Speaking last week before a joint meeting in Arlington of the American Physical Society and the American Association of Physics Teachers, Erich Bloch said the two trends boded ill for efforts to rebuild American competitiveness in the world marketplace. The NSF is the chief source of federal funding for nonmedical and nonmilitary research.

Making the prospect darker, Bloch said, is the fact that the number of college-age people in the United States peaked in 1983 and is expected to decline for at least several decades. If the country is to maintain the current size of its scientific and engineering communities, the proportion of young people entering the fields must be increased.

"Fewer young people increases the importance of attracting women and minorities to science and engineering," Bloch said. Despite recent increases in the number of women in graduate programs, the share appears to have leveled out at less than 15 percent of all technical degrees. Blacks and Hispanics account for about 20 percent of the population but take less than 2 percent of the doctorates in, for example, physics.

"The large numbers of minorities and women in the country provide an opportunity -- one we cannot afford to miss," Bloch told the physicists and physics teachers. "Our motive should be pragmatism as much as altruism -- the need to develop all our human resources."

An irony of the current situation is that the participation of Americans in science and engineering has been declining in the face of growing demand. The demand has been met almost entirely by foreign students, who now earn more than one-fifth of the science doctorates, one-third of the mathematics doctorates and more than half of the engineering doctorates awarded each year by U.S. universities.

Although many stay in the country, contributing to the American economy and scientific prowess, Bloch warned that this situation could easily change. "It is bad policy to depend on a resource we cannot control," he said.

Although the number of scientists and engineers has been growing, the proportion of the labor force working in research and development is about the same as it was 20 years ago, NSF figures show. In the same period, the chief U.S. overseas competitors -- Japan, West Germany, France and the United Kingdom -- have increased that proportion rapidly.

In 1965, for example, each of the four had only about one-third as many scientists and engineers in proportion to their population as did the United States. By 1984, Japan had nearly matched the United States and the others had grown to roughly two-thirds the U.S. level.
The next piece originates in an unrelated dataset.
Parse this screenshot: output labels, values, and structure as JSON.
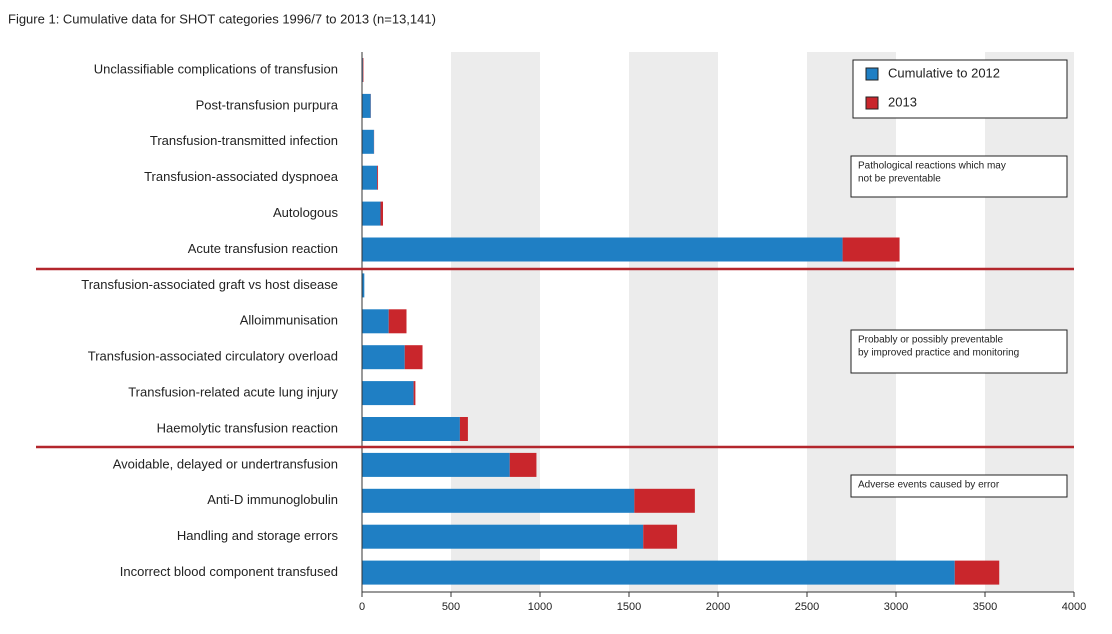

Bloch said the NSF's ability to encourage more young Americans to enter science and engineering has been weakened by federal budget-cutting. He said the NSF appropriation for 1988 increased by less than 6 percent over 1987, slightly more than enough to keep even with inflation. The share going for research, however, was increased by less than 4 percent, a cut in constant dollars.

"The outcome of the budget process this year was very disappointing, especially in view of the high hopes generated by the administration's commitment {in President Reagan's 1987 State of the Union speech} to doubling the NSF budget" in five years, Bloch said.

Still, Bloch said, the NSF hopes to maintain the high priority of programs to encourage more young people to enter the field.

Bloch said expansion of such programs, directed at the college level, will be slower than planned. There will also be an effort to begin new programs for secondary schools.

Bloch said the budget-cutting showed that the public and Congress do not agree "that the investment in science and engineering research and education is central to the nation's economic future. And that investment must take precedence over more immediate political concerns."